2008-02-24

Sociologue du dimanche

Il y a des peuples qui ont de la misère à sortir de chez eux. Pas dans le sens d’aller chercher une peinte de lait au dépanneur ou d’assister à un spectacle le vendredi soir, mais bien dans le sens d’aller vivre ailleurs que dans leur environnement immédiat, dans leur province, dans leur état. Souvent limités par la barrière de la langue, les Québécois sont comme ça. Compréhensible, me direz-vous ? Peut-être. Y'a même des Montréalais qui ne sont jamais sortis de leur ville, mais ça c'est une autre histoire...

Ironiquement, si on les compare aux Américains, les Canadiens anglais sont également comme ça. Ce n’est pas une affirmation coulée dans le béton, mais disons que je parle en me fiant à mon domaine et à mon expérience personnelle face aux Canadiens et aux Américains que je côtoie quotidiennement ou que j’ai côtoyé dans le passé.

Les chimistes américains naissent et grandissent dans un état V, vont à l’université dans un état W, font leurs études supérieures dans un état X, un postdoctorat dans un état Y et obtiennent un poste dans un état Z. Et ça, c’est dans le monde idéal où ils ne changent pas deux ou trois fois d’emplois durant leur carrière, postes qu’ils trouveront invariablement dans les états A, B et C. Ainsi, les Américains sortent très peu de leur pays, mais ils ont la bougeotte à l’intérieur de leurs propres frontières. Conséquemment, ils se connaissent très bien, tant géographiquement que socialement.

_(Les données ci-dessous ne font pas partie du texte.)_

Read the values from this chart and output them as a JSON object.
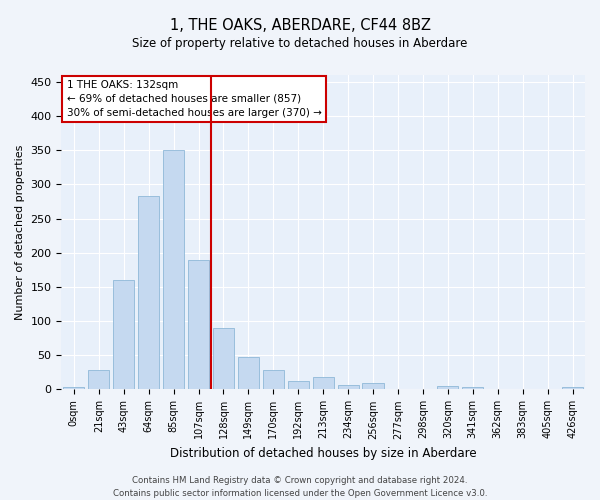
{
  "title": "1, THE OAKS, ABERDARE, CF44 8BZ",
  "subtitle": "Size of property relative to detached houses in Aberdare",
  "xlabel": "Distribution of detached houses by size in Aberdare",
  "ylabel": "Number of detached properties",
  "bar_color": "#c5d9f0",
  "bar_edge_color": "#8fb8d8",
  "bg_color": "#e8f0fa",
  "grid_color": "#ffffff",
  "fig_bg_color": "#f0f4fa",
  "categories": [
    "0sqm",
    "21sqm",
    "43sqm",
    "64sqm",
    "85sqm",
    "107sqm",
    "128sqm",
    "149sqm",
    "170sqm",
    "192sqm",
    "213sqm",
    "234sqm",
    "256sqm",
    "277sqm",
    "298sqm",
    "320sqm",
    "341sqm",
    "362sqm",
    "383sqm",
    "405sqm",
    "426sqm"
  ],
  "values": [
    3,
    28,
    160,
    283,
    350,
    190,
    90,
    48,
    29,
    13,
    18,
    6,
    10,
    1,
    1,
    5,
    4,
    1,
    1,
    0,
    4
  ],
  "property_line_x": 5.5,
  "annotation_title": "1 THE OAKS: 132sqm",
  "annotation_line1": "← 69% of detached houses are smaller (857)",
  "annotation_line2": "30% of semi-detached houses are larger (370) →",
  "annotation_box_color": "#ffffff",
  "annotation_box_edge": "#cc0000",
  "property_line_color": "#cc0000",
  "footer1": "Contains HM Land Registry data © Crown copyright and database right 2024.",
  "footer2": "Contains public sector information licensed under the Open Government Licence v3.0.",
  "ylim": [
    0,
    460
  ],
  "yticks": [
    0,
    50,
    100,
    150,
    200,
    250,
    300,
    350,
    400,
    450
  ]
}
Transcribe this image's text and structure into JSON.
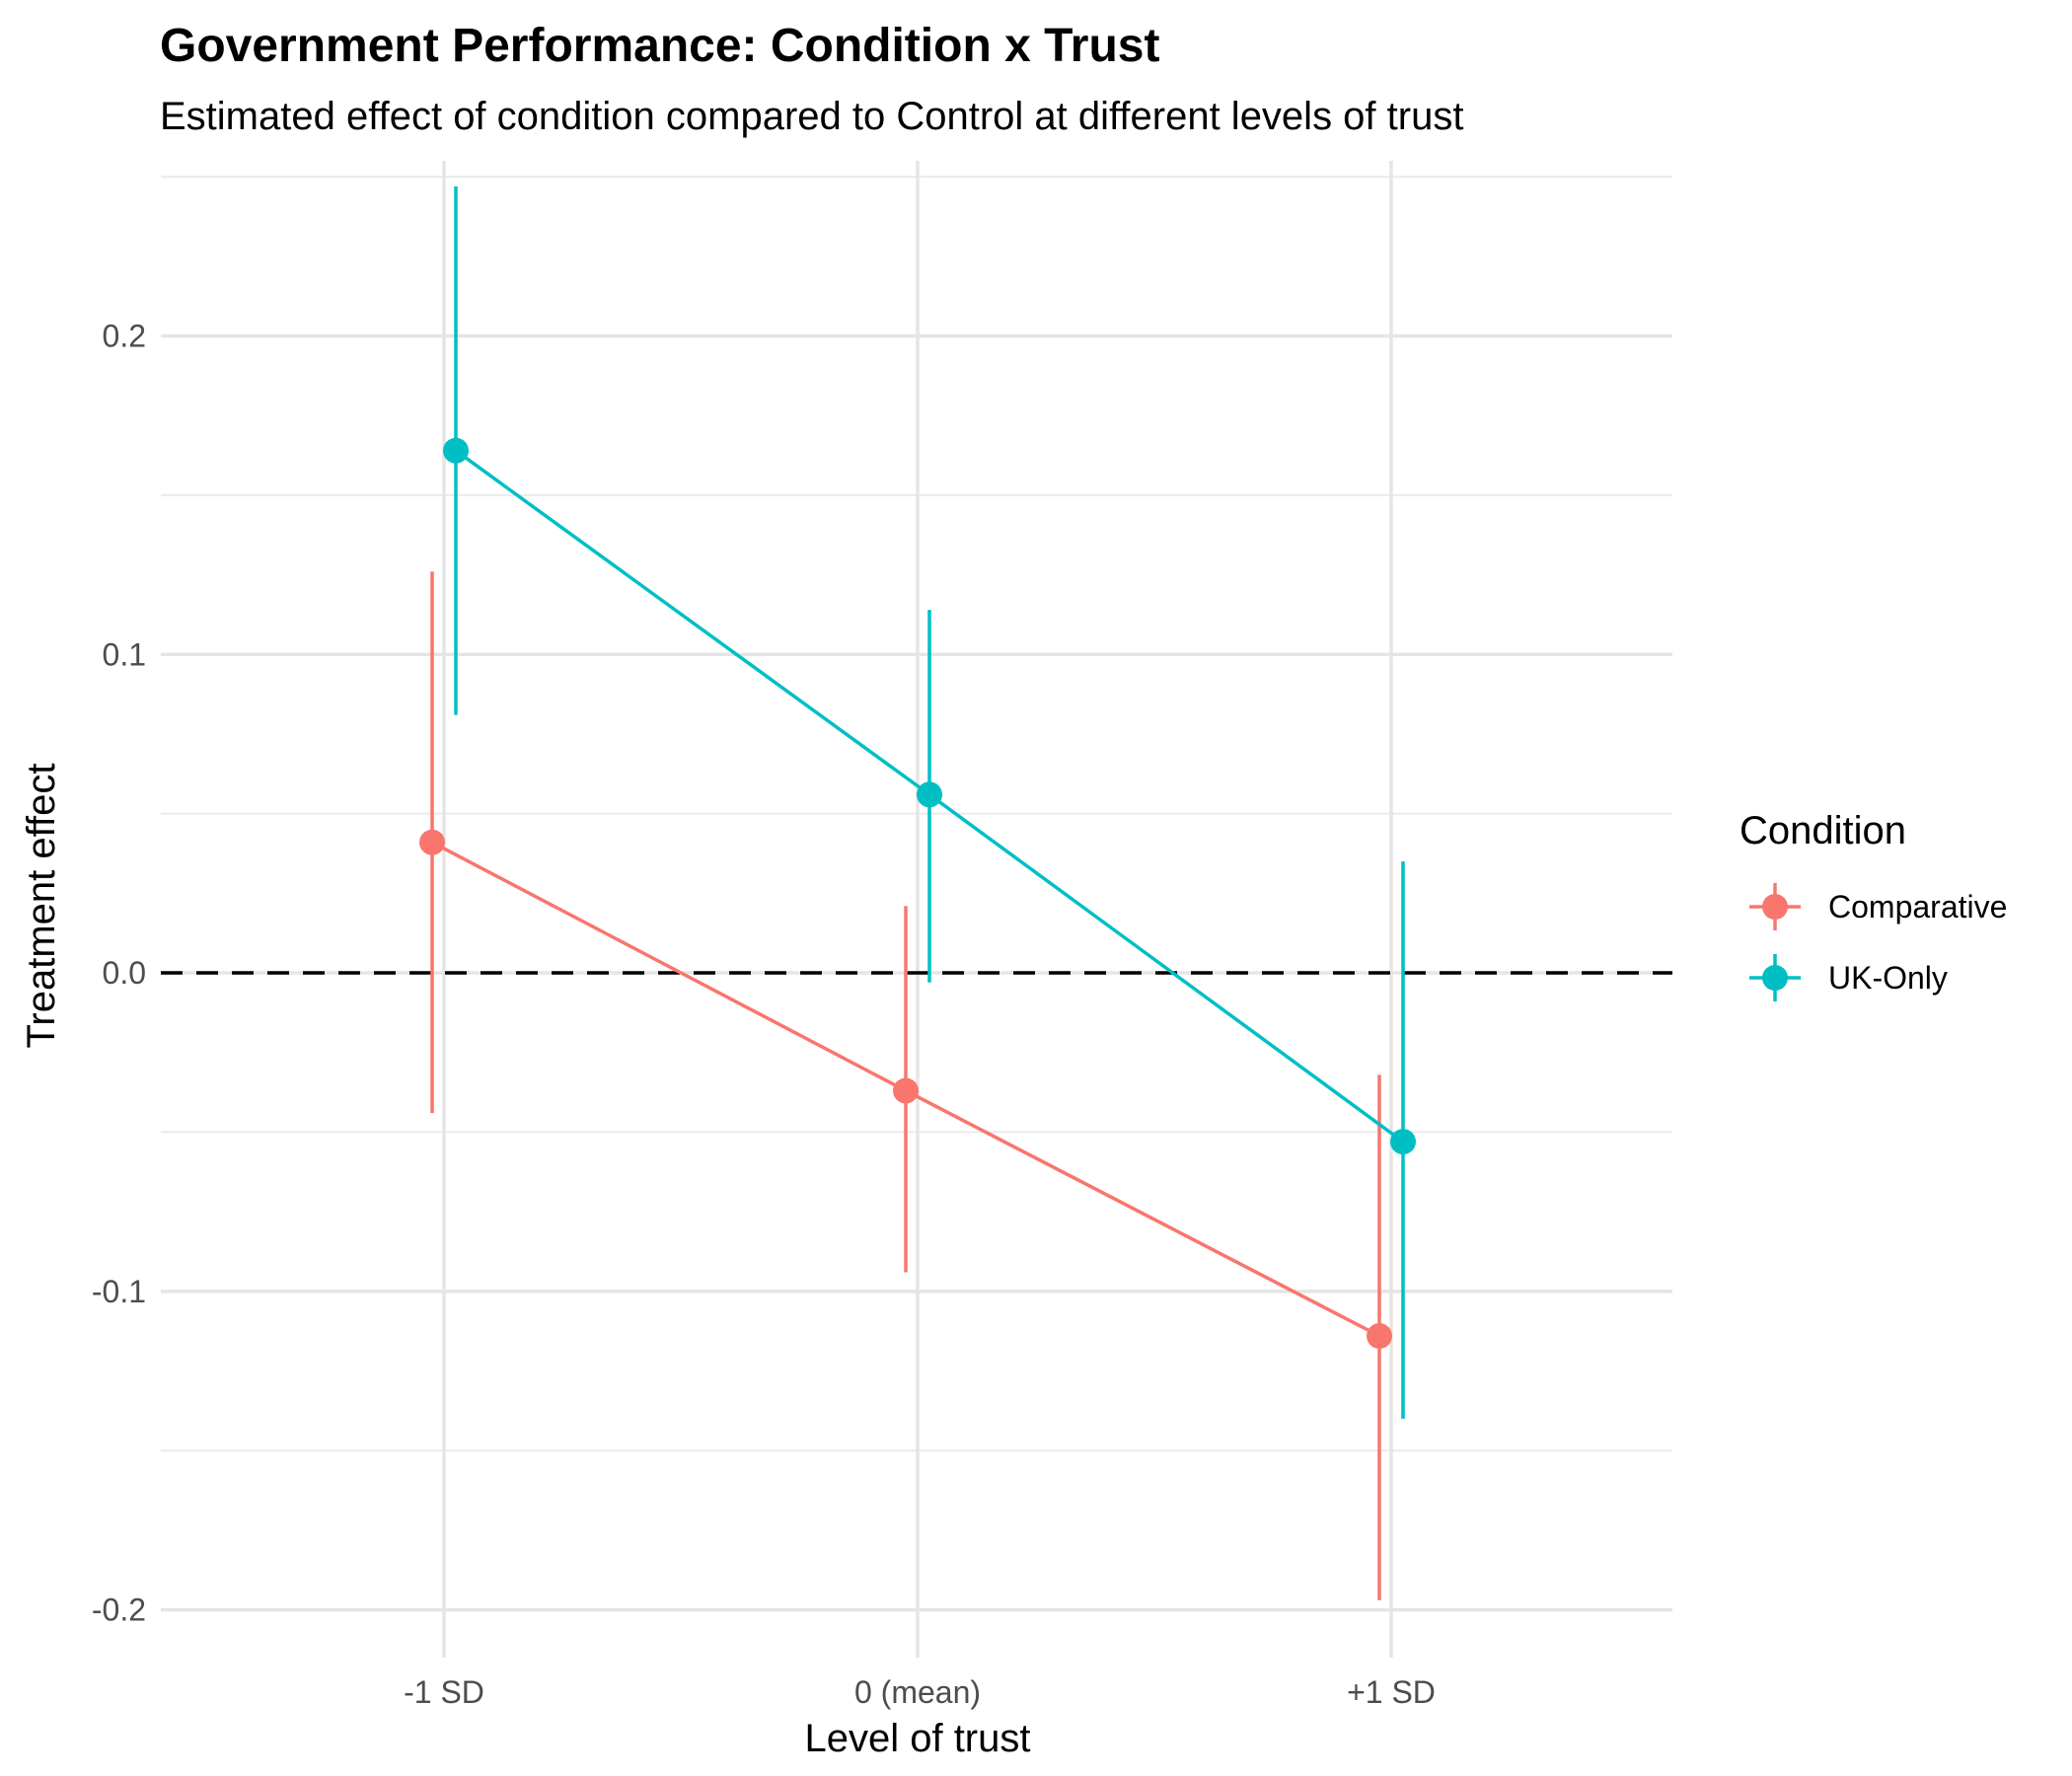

Ce que je vous dis là, ce n’est pas l’exception. En fait, c’est même pratiquement la norme. À l’inverse, bien que de tels Canadiens existent assurément, il est plutôt rare d’en rencontrer qui viennent de la Nouvelle-Écosse, qui ont fait leurs études de premier cycle au Québec, leur doctorat en Alberta, leur postdoctorat au Manitoba et qui travaillent désormais à Terre-Neuve. Rare comme de la merde de pape.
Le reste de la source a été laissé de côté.